I hope the question is interpreted correctly and can be seen as an opportunity to provide transparency and strengthen the use of Prepomax.
As any user of free software with little programming knowledge I have some concerns about the security risks of using this kind of software.
I would like to ask if Prepomax has some kind of “Safe” certificate from an external certification entity?
In case not, do you think it would be worth to get one?
On your Gitlab website it states that "The program records all user actions in order to be able to repeat them later ".
Does Prepomax include some kind of Keylogger or method of recording user activity and to what extent?
I’m also not a software engineer but, apart from maybe signing the binary for new releases so that it never displays as unknown on Windows (not an issue for me, even FreeCAD sometimes has it), I don’t see the need for certifications. Since it’s open-source, you can see everything what the software does internally and you don’t have to worry about malicious code. I would be way more worried about what Windows does with our data.
Also, PrePoMax doesn’t even connect with the internet and the only interaction with the web is when you use Help —> Home Page. Then it just opens a page in your default browser and that’s it.
Actions (operations in GUI, not individual key presses) are indeed recorded (for backup, of course) and only stored locally in a file that can be even opened in GUI in the newest version. They aren’t sent to cloud or anything. So, unless your Windows is hacked and someone has access to all your files anyway, it’s totally safe.
P.S. Back to FreeCAD as it’s a very mature and large open-source code of a similar kind. The only concerns about security/certification they had (from what I recall and from what I’ve found) were regarding tools using web connection and stuff like publishing this software in Apple/Microsoft Store.

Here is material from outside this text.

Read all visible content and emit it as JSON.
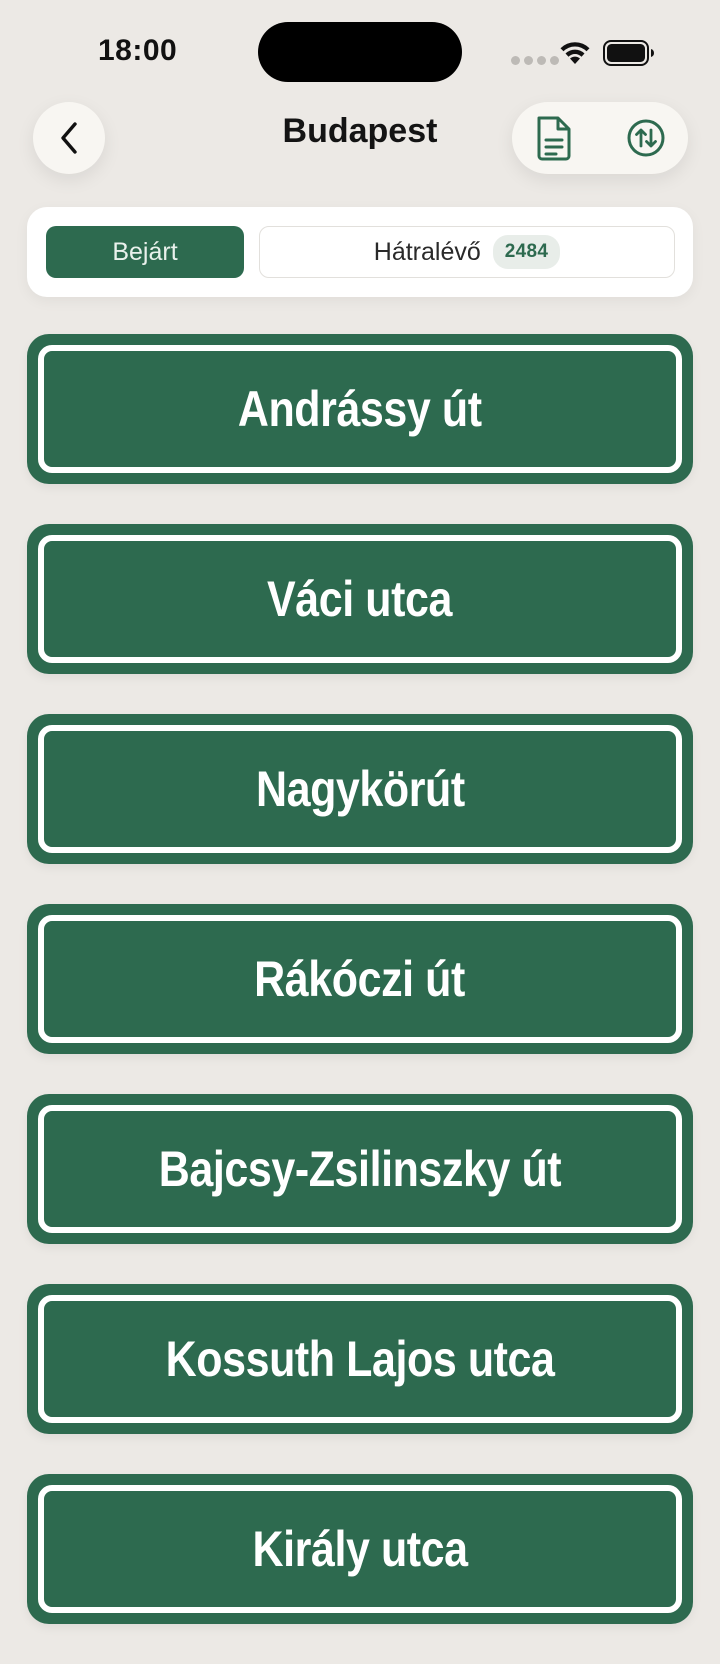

P.S.2. CalculiX, Gmsh and other open-source dependencies of PrePoMax don’t need certifications either.
I didn’t know you were also involved in the coding process.
Who is the owner of the project? I mean, is there someone who knows all the details of the coding that could comment on that?.

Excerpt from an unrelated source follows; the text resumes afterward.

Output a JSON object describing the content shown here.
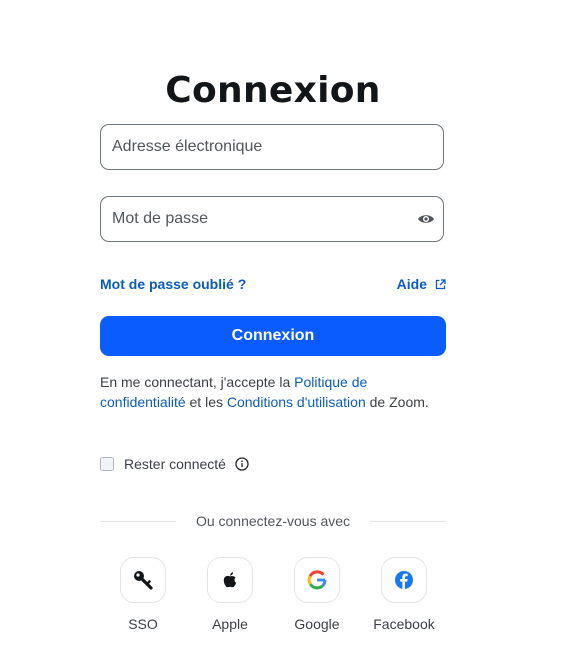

I’m not involved in coding (not yet but I’d like to help with that as well at least a little bit - hopefully soon enough). What I said is based on my knowledge about PrePoMax as its long-time user/supporter. I’m almost sure it works like this but I may not be 100% right. Matej is the only person who knows absolutely everything about this tool and the way it’s coded so I hope that he will confirm or clarify/correct what I said.
I have no idea of how to get one. And how to proceed for getting one for each released version.
I can confirm that.
What is actually recorded are not mouse clicks and key presses but actions performed in the GUI. When a user creates a surface with some selection clicks and keypresses, only the created surface with its properties and its selection point/s are saved.
I wrote 99.9 % of the code without the external libraries. There is no information going from the user to the internet. However, there is some information written in the .pmx files in the recorded history (part of the .pmx file), like imported file paths and file names, which are shared when the .pmx file is shared. This data can be seen in the recently added history editor.
One more security issue. Even if the code is open-source and there is no security issue, you cannot determine if the executable (binary) code provided by other people is the same.
Yeah, but it’s easy to avoid - download binaries only from the official website or just build yourself. That’s the FOSS advantage here, the last option gives 100% transparency and security to the most concerned users.